This was my third time to see Iain Matthews perform live on stage. The concert was very good in all respects, but what impressed me the most was Iain's voice. In his sixty-ninth year of existence, Iain did look his age, while his voice remained pretty much unaffected by the passage of time. I was truly touched by his soulful and passionate delivery of his mostly delicate songs and I'm not exaggerating when I say that there aren't many singers out there, regardless of age, who possess voices as nuanced as Iain's.
Sadly, the show was attended by no more than fifty or sixty folks. I cannot explain why an artist as good as Iain Matthews cannot draw a larger crowd in the Los Angeles area.
|Iain Matthews at McCabe's|
|Egbert Derix at McCabe's|
As expected, Iain's set list consisted of quite a few songs he co-wrote with Egbert: "Restless Wings", "The Emperor's New Clothes", "When Buddha Dials Your Number", the gorgeous "Pebbles In The Road", "1944", "When The Floyd Were On The Prowl" and "Waves".
We also got to hear four well-chosen covers, namely John Martyn's "The Man In The Station", Fairport Convention's "Sloth", Tom Waits' "Closing Time" and Joni Mitchell's "Woodstock", the latter serving as the evening's one-song encore. All covers sounded great.
|The set list|
Given Iain's consistently solid performance from start to finish, I will refrain from picking a show highlight.

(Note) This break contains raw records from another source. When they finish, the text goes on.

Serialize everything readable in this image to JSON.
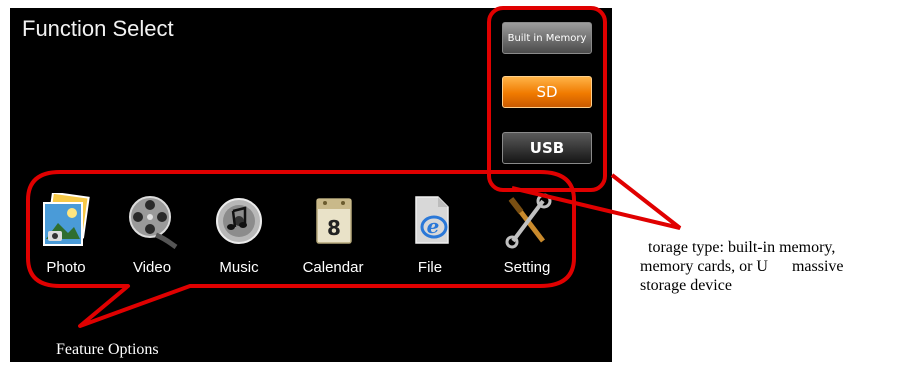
{
  "screen": {
    "title": "Function Select"
  },
  "storage": {
    "built_in_memory": "Built in Memory",
    "sd": "SD",
    "usb": "USB"
  },
  "features": [
    {
      "label": "Photo",
      "icon": "photo-icon"
    },
    {
      "label": "Video",
      "icon": "film-reel-icon"
    },
    {
      "label": "Music",
      "icon": "music-disc-icon"
    },
    {
      "label": "Calendar",
      "icon": "calendar-icon"
    },
    {
      "label": "File",
      "icon": "file-icon"
    },
    {
      "label": "Setting",
      "icon": "tools-icon"
    }
  ],
  "annotations": {
    "feature_options": "Feature Options",
    "storage_line1": "  torage type: built-in memory,",
    "storage_line2": "memory cards, or U      massive",
    "storage_line3": "storage device"
  },
  "colors": {
    "highlight_red": "#e00000",
    "sd_orange": "#f07a00",
    "screen_bg": "#000000"
  }
}
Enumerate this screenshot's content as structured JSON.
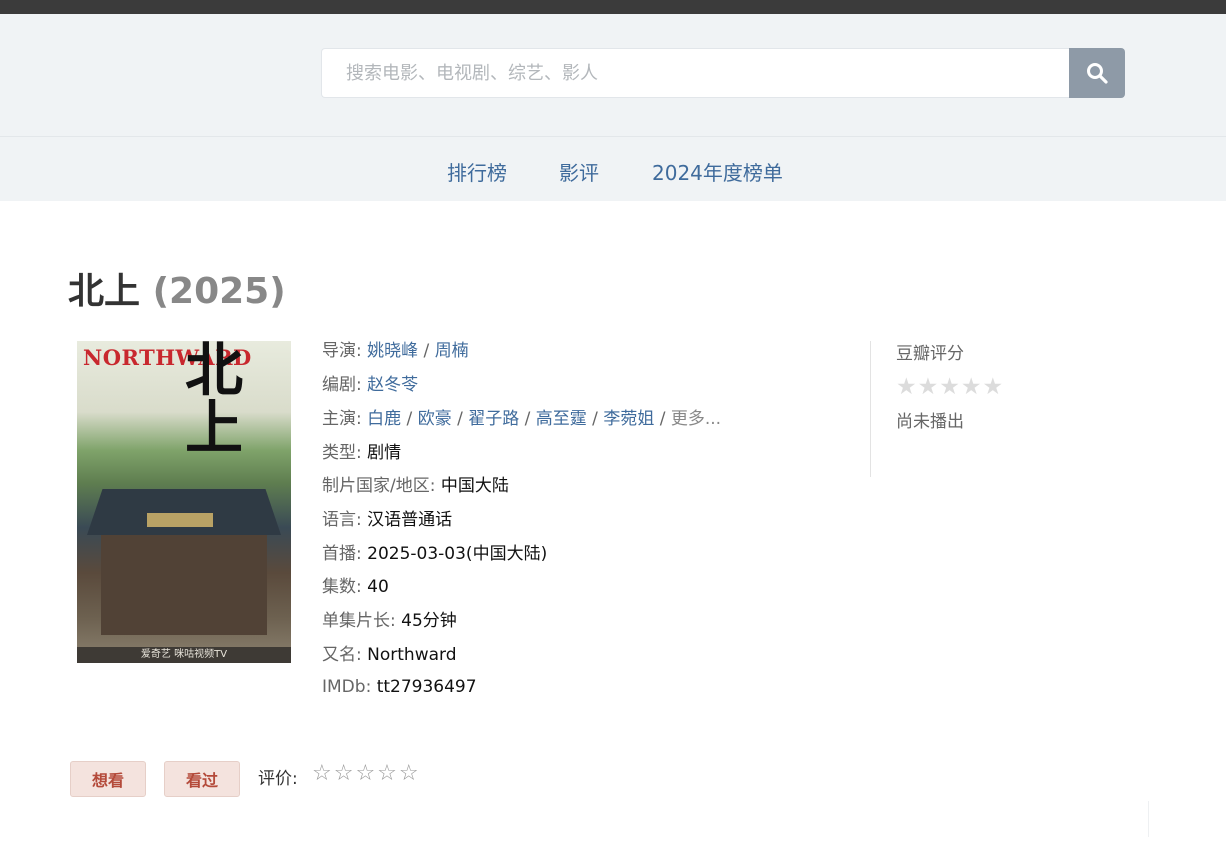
{
  "search": {
    "placeholder": "搜索电影、电视剧、综艺、影人"
  },
  "nav": {
    "items": [
      "排行榜",
      "影评",
      "2024年度榜单"
    ]
  },
  "title": {
    "name": "北上",
    "year": "(2025)"
  },
  "poster": {
    "title_en": "NORTHWARD",
    "title_cn": "北上",
    "footer": "爱奇艺 咪咕视频TV"
  },
  "details": {
    "director_label": "导演",
    "directors": [
      "姚晓峰",
      "周楠"
    ],
    "writer_label": "编剧",
    "writers": [
      "赵冬苓"
    ],
    "cast_label": "主演",
    "cast": [
      "白鹿",
      "欧豪",
      "翟子路",
      "高至霆",
      "李菀姐"
    ],
    "cast_more": "更多...",
    "genre_label": "类型:",
    "genre": "剧情",
    "country_label": "制片国家/地区:",
    "country": "中国大陆",
    "language_label": "语言:",
    "language": "汉语普通话",
    "premiere_label": "首播:",
    "premiere": "2025-03-03(中国大陆)",
    "episodes_label": "集数:",
    "episodes": "40",
    "runtime_label": "单集片长:",
    "runtime": "45分钟",
    "aka_label": "又名:",
    "aka": "Northward",
    "imdb_label": "IMDb:",
    "imdb": "tt27936497"
  },
  "rating": {
    "label": "豆瓣评分",
    "stars": "★★★★★",
    "status": "尚未播出"
  },
  "actions": {
    "want_label": "想看",
    "seen_label": "看过",
    "rate_label": "评价:",
    "stars_empty": "☆☆☆☆☆"
  }
}
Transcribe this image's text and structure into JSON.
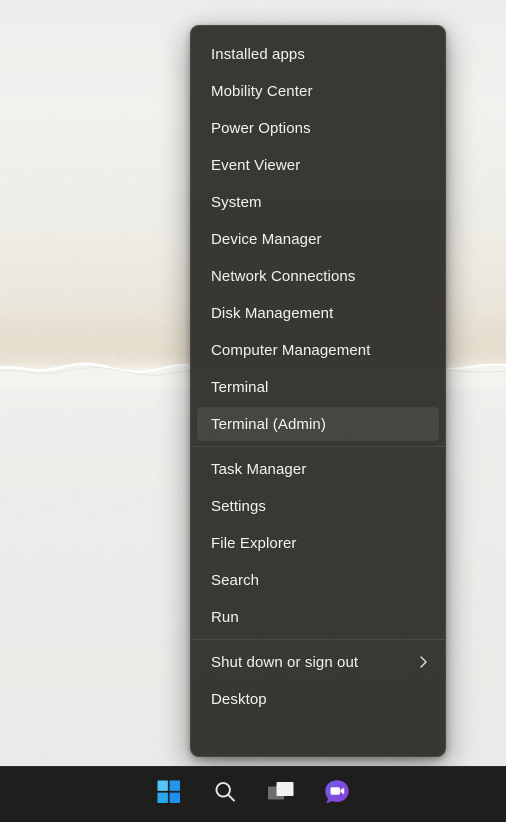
{
  "desktop": {
    "wallpaper_name": "beach-shoreline-wallpaper",
    "colors": {
      "sand_upper": "#e5ddcd",
      "foam": "#ffffff",
      "water_lower": "#eceeeb"
    }
  },
  "context_menu": {
    "name": "win-x-quick-link-menu",
    "background_color": "#30302c",
    "highlight_color": "#3d3d39",
    "text_color": "#f2f2f0",
    "groups": [
      {
        "items": [
          {
            "label": "Installed apps",
            "highlighted": false,
            "submenu": false
          },
          {
            "label": "Mobility Center",
            "highlighted": false,
            "submenu": false
          },
          {
            "label": "Power Options",
            "highlighted": false,
            "submenu": false
          },
          {
            "label": "Event Viewer",
            "highlighted": false,
            "submenu": false
          },
          {
            "label": "System",
            "highlighted": false,
            "submenu": false
          },
          {
            "label": "Device Manager",
            "highlighted": false,
            "submenu": false
          },
          {
            "label": "Network Connections",
            "highlighted": false,
            "submenu": false
          },
          {
            "label": "Disk Management",
            "highlighted": false,
            "submenu": false
          },
          {
            "label": "Computer Management",
            "highlighted": false,
            "submenu": false
          },
          {
            "label": "Terminal",
            "highlighted": false,
            "submenu": false
          },
          {
            "label": "Terminal (Admin)",
            "highlighted": true,
            "submenu": false
          }
        ]
      },
      {
        "items": [
          {
            "label": "Task Manager",
            "highlighted": false,
            "submenu": false
          },
          {
            "label": "Settings",
            "highlighted": false,
            "submenu": false
          },
          {
            "label": "File Explorer",
            "highlighted": false,
            "submenu": false
          },
          {
            "label": "Search",
            "highlighted": false,
            "submenu": false
          },
          {
            "label": "Run",
            "highlighted": false,
            "submenu": false
          }
        ]
      },
      {
        "items": [
          {
            "label": "Shut down or sign out",
            "highlighted": false,
            "submenu": true
          },
          {
            "label": "Desktop",
            "highlighted": false,
            "submenu": false
          }
        ]
      }
    ]
  },
  "taskbar": {
    "background_color": "#1e1e1e",
    "buttons": [
      {
        "icon": "windows-start-icon",
        "tooltip": "Start"
      },
      {
        "icon": "search-icon",
        "tooltip": "Search"
      },
      {
        "icon": "task-view-icon",
        "tooltip": "Task View"
      },
      {
        "icon": "chat-teams-icon",
        "tooltip": "Chat"
      }
    ],
    "icon_colors": {
      "start_blue_light": "#53bdf5",
      "start_blue": "#2194ef",
      "search_gray": "#e3e3e3",
      "task_view_front": "#f1f1f1",
      "task_view_back": "#6e6e6e",
      "chat_purple": "#7a4ee0"
    }
  }
}
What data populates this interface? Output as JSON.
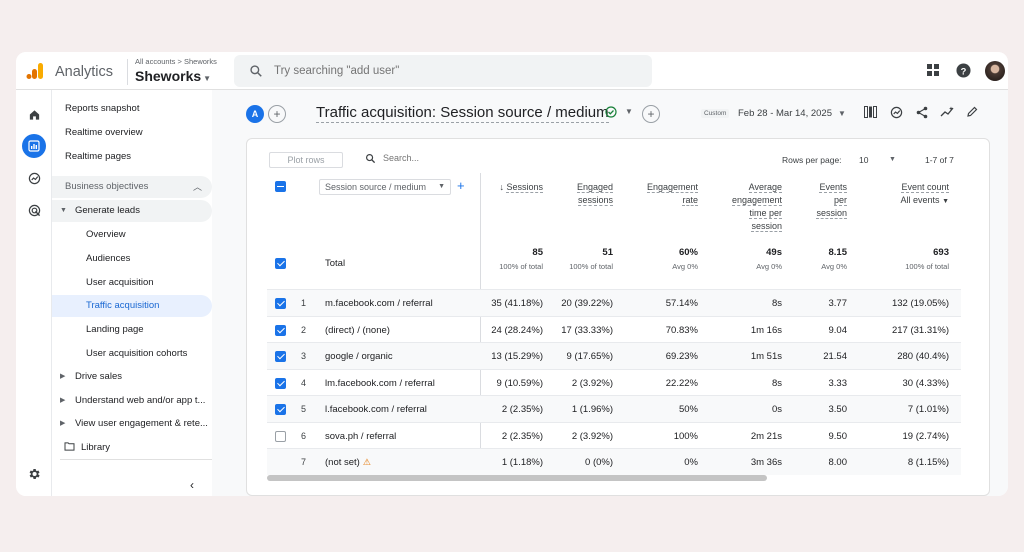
{
  "header": {
    "app_title": "Analytics",
    "breadcrumb": "All accounts > Sheworks",
    "account": "Sheworks",
    "search_placeholder": "Try searching \"add user\""
  },
  "nav": {
    "reports_snapshot": "Reports snapshot",
    "realtime_overview": "Realtime overview",
    "realtime_pages": "Realtime pages",
    "section_business": "Business objectives",
    "group_generate_leads": "Generate leads",
    "sub_overview": "Overview",
    "sub_audiences": "Audiences",
    "sub_user_acquisition": "User acquisition",
    "sub_traffic_acquisition": "Traffic acquisition",
    "sub_landing_page": "Landing page",
    "sub_user_acq_cohorts": "User acquisition cohorts",
    "group_drive_sales": "Drive sales",
    "group_understand": "Understand web and/or app t...",
    "group_view_engagement": "View user engagement & rete...",
    "library": "Library"
  },
  "report": {
    "chip_letter": "A",
    "title": "Traffic acquisition: Session source / medium",
    "date_badge": "Custom",
    "date_range": "Feb 28 - Mar 14, 2025"
  },
  "table_controls": {
    "plot_rows": "Plot rows",
    "search_placeholder": "Search...",
    "rows_per_page_label": "Rows per page:",
    "rows_per_page_value": "10",
    "pager": "1-7 of 7",
    "dimension": "Session source / medium"
  },
  "columns": {
    "sessions": "Sessions",
    "engaged_sessions_1": "Engaged",
    "engaged_sessions_2": "sessions",
    "engagement_rate_1": "Engagement",
    "engagement_rate_2": "rate",
    "avg_time_1": "Average",
    "avg_time_2": "engagement",
    "avg_time_3": "time per",
    "avg_time_4": "session",
    "events_1": "Events",
    "events_2": "per",
    "events_3": "session",
    "event_count": "Event count",
    "event_count_sub": "All events"
  },
  "total": {
    "label": "Total",
    "sessions": "85",
    "sessions_sub": "100% of total",
    "engaged": "51",
    "engaged_sub": "100% of total",
    "rate": "60%",
    "rate_sub": "Avg 0%",
    "avg_time": "49s",
    "avg_time_sub": "Avg 0%",
    "events_per": "8.15",
    "events_per_sub": "Avg 0%",
    "event_count": "693",
    "event_count_sub": "100% of total"
  },
  "rows": [
    {
      "n": "1",
      "dim": "m.facebook.com / referral",
      "sessions": "35 (41.18%)",
      "engaged": "20 (39.22%)",
      "rate": "57.14%",
      "avg_time": "8s",
      "events_per": "3.77",
      "event_count": "132 (19.05%)"
    },
    {
      "n": "2",
      "dim": "(direct) / (none)",
      "sessions": "24 (28.24%)",
      "engaged": "17 (33.33%)",
      "rate": "70.83%",
      "avg_time": "1m 16s",
      "events_per": "9.04",
      "event_count": "217 (31.31%)"
    },
    {
      "n": "3",
      "dim": "google / organic",
      "sessions": "13 (15.29%)",
      "engaged": "9 (17.65%)",
      "rate": "69.23%",
      "avg_time": "1m 51s",
      "events_per": "21.54",
      "event_count": "280 (40.4%)"
    },
    {
      "n": "4",
      "dim": "lm.facebook.com / referral",
      "sessions": "9 (10.59%)",
      "engaged": "2 (3.92%)",
      "rate": "22.22%",
      "avg_time": "8s",
      "events_per": "3.33",
      "event_count": "30 (4.33%)"
    },
    {
      "n": "5",
      "dim": "l.facebook.com / referral",
      "sessions": "2 (2.35%)",
      "engaged": "1 (1.96%)",
      "rate": "50%",
      "avg_time": "0s",
      "events_per": "3.50",
      "event_count": "7 (1.01%)"
    },
    {
      "n": "6",
      "dim": "sova.ph / referral",
      "sessions": "2 (2.35%)",
      "engaged": "2 (3.92%)",
      "rate": "100%",
      "avg_time": "2m 21s",
      "events_per": "9.50",
      "event_count": "19 (2.74%)"
    },
    {
      "n": "7",
      "dim": "(not set)",
      "sessions": "1 (1.18%)",
      "engaged": "0 (0%)",
      "rate": "0%",
      "avg_time": "3m 36s",
      "events_per": "8.00",
      "event_count": "8 (1.15%)"
    }
  ],
  "colors": {
    "accent": "#1a73e8",
    "logo_orange": "#f9ab00",
    "logo_dark": "#e37400",
    "warning": "#e37400"
  }
}
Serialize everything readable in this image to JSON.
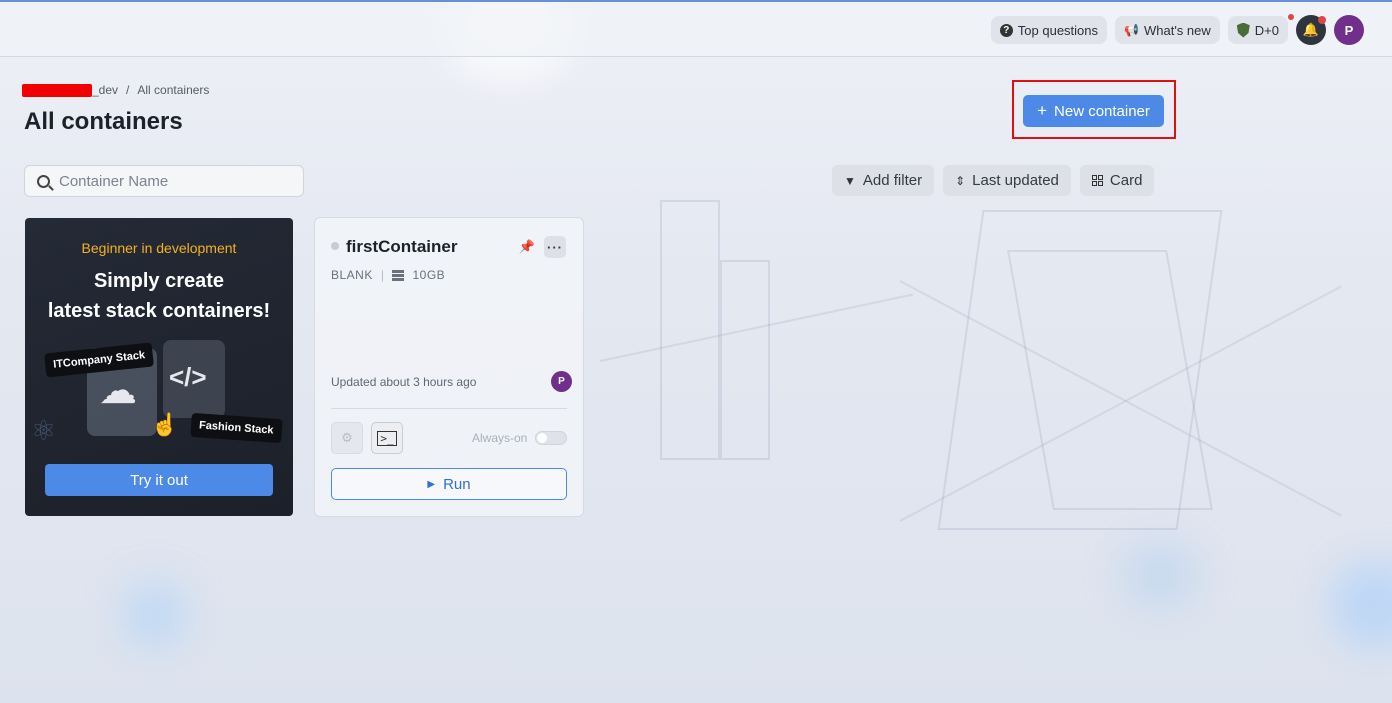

|Iain Matthews tuning his guitar|
|Iain Matthews addressing the crowd|
|Iain Matthews and Egbert Derix at the end of the show|
The evening was kicked off by Brian Lopez, a Tucson-based singer-songwriter of considerable talent. Overall, he was good enough to keep my mind focused on his performance for the entire duration of his thirty-minute set. Brian has a decent voice and an interesting singing style, but I can't say that his melodic sense and mine are always in perfect alignment.